Perhaps because I come to Buddhism with Derrida and Deleuze in my head, I see it in those terms, particularly in relation to writing. Of course the concept of nonself fits. Of course the idea of impermanence fits with becoming and multiplicity. I also think here about Blanchot and Orpheus in relation to death. But I’ll focus on this one point where Deleuze and Guattari note (in Anti-Oedipus) that "the body without organs is the model of death." Here are a few related passages from this section
The experience of death is the most common of occurrences in the unconscious, precisely because it occurs in life and for life, in every passage or becoming, in every intensity as passage or becoming.
death is what is felt in every felling, what never ceases and never finishes happening in every becoming–in the becoming-another-sex, the becoming-god, the becoming-a-race, etc., forming zones of intensity on the body without organs. Every intensity controls within its own life the experience of death, and evelops it. And it is doubtless the case that every intensity is extinguished at the end, that every becoming itself becomes a becoming-death! (330)
The I continually dies and is reborn in each cycle, impermanent in each moment. Writing, as a machine, also lies outside of the self and its concepts. When we seek, logocentricly I suppose, to assert ourselves and our ideas or concepts as permanent entities, to extend the permanence of our presence in time/space, we come in direct conflict with these conditions.
But what does all this have to do with composition? Everything, of course. Before you have a theory of composition you need a theory of … well…. composition. That is, writing is just one category of items that are subject to a more generally concept of composition. If we think about the composition of the world, our selves, and our minds in these terms, then by extension we must rethink the composition of media/writing.
Here I turn in part to Blanchot and the idea of insouciance in his treatment of Orpheus. The danger here lies in trying to rediscover or hold onto an origin, to fix the meaning of the composition. Instead one must turn away, with insouciance. If compositions are impermanent, then we look at them differently. Look at whatever it is you are writing today: what will it look like in 100 years? a thousand? Eventually all things fade away, but at the same time they carry on, transformed, mutated. Impermanence is not a cause for sadness for writers! It is a cause for celebration. If the world were not impermanent, we would be unable to compose anything new.
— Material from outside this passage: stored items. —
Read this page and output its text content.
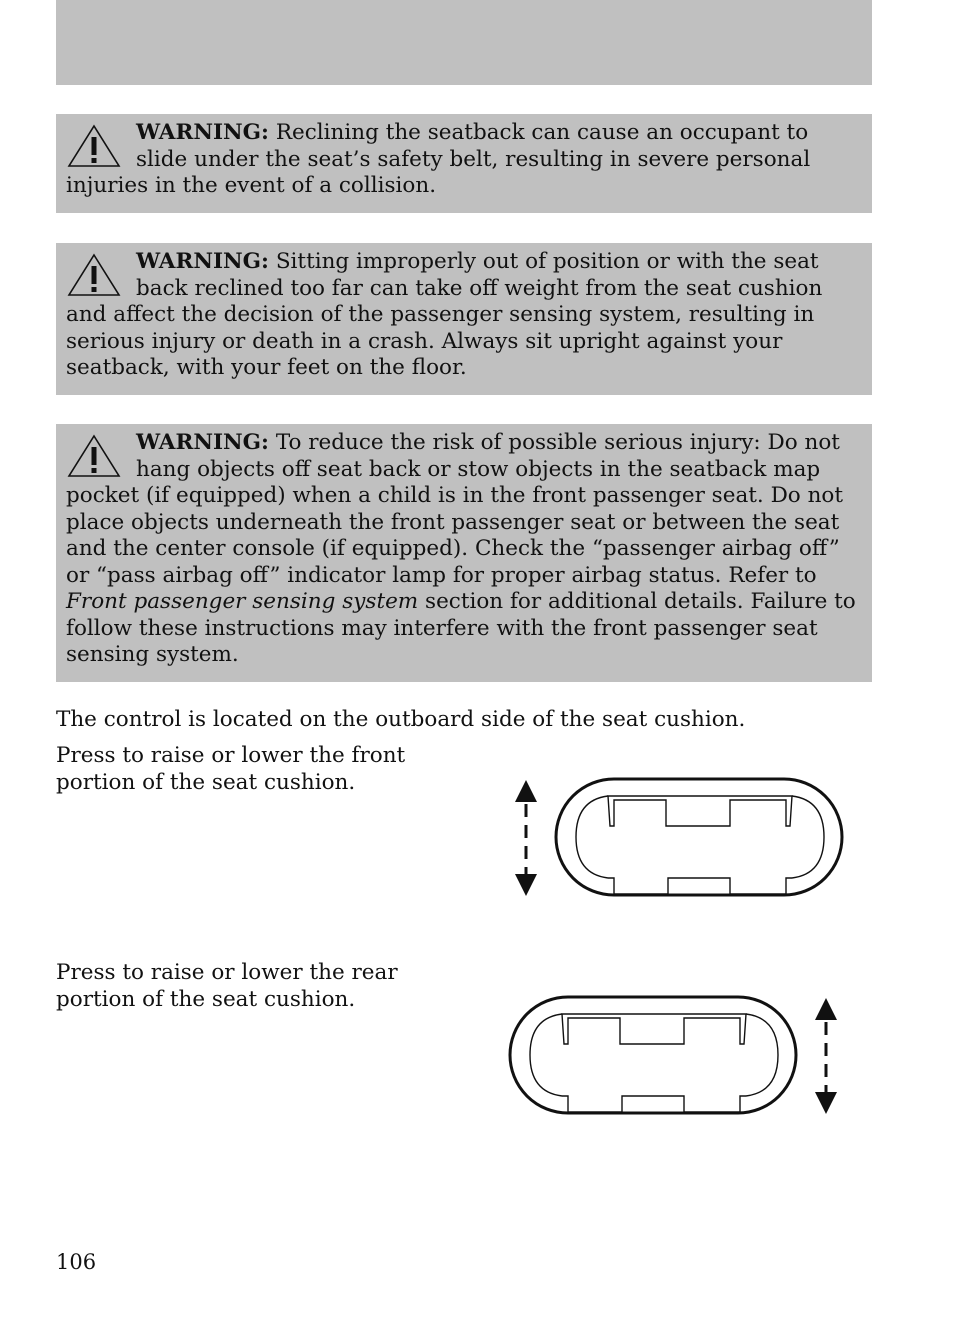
WARNING: Reclining the seatback can cause an occupant to slide under the seat’s safety belt, resulting in severe personal injuries in the event of a collision.
WARNING: Sitting improperly out of position or with the seat back reclined too far can take off weight from the seat cushion and affect the decision of the passenger sensing system, resulting in serious injury or death in a crash. Always sit upright against your seatback, with your feet on the floor.
WARNING: To reduce the risk of possible serious injury: Do not hang objects off seat back or stow objects in the seatback map pocket (if equipped) when a child is in the front passenger seat. Do not place objects underneath the front passenger seat or between the seat and the center console (if equipped). Check the “passenger airbag off” or “pass airbag off” indicator lamp for proper airbag status. Refer to Front passenger sensing system section for additional details. Failure to follow these instructions may interfere with the front passenger seat sensing system.
The control is located on the outboard side of the seat cushion.
Press to raise or lower the front portion of the seat cushion.
Press to raise or lower the rear portion of the seat cushion.
106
A few weeks back I wrote a post wondering why writing made me such a jerk. And I’m starting to get an answer to that question, I think. Writing causes me suffering when I attach so much to it, when I try to control it. This is not a call to just let it all go or give up "rigor" or whatever. It’s a reminder (to myself first of all) to remember that composition is impermanent; that it neither begins nor ends here; that my "self" as an author is just a concept in this space; and most of all that writing can only take place in the bardo of the present moment.
Interestingly in meditation one seeks to focus one’s attention on the present moment, to see what is here, now. And yet, ironically, there is no other place we can be, so we try hard to find the present moment when we are inescapably in it. I think the "bardo of composition" suggests something similar. It is also inescapable. Yet we are called upon to pay attention to the composition of our thoughts, to their articulation in language and formation into text or media.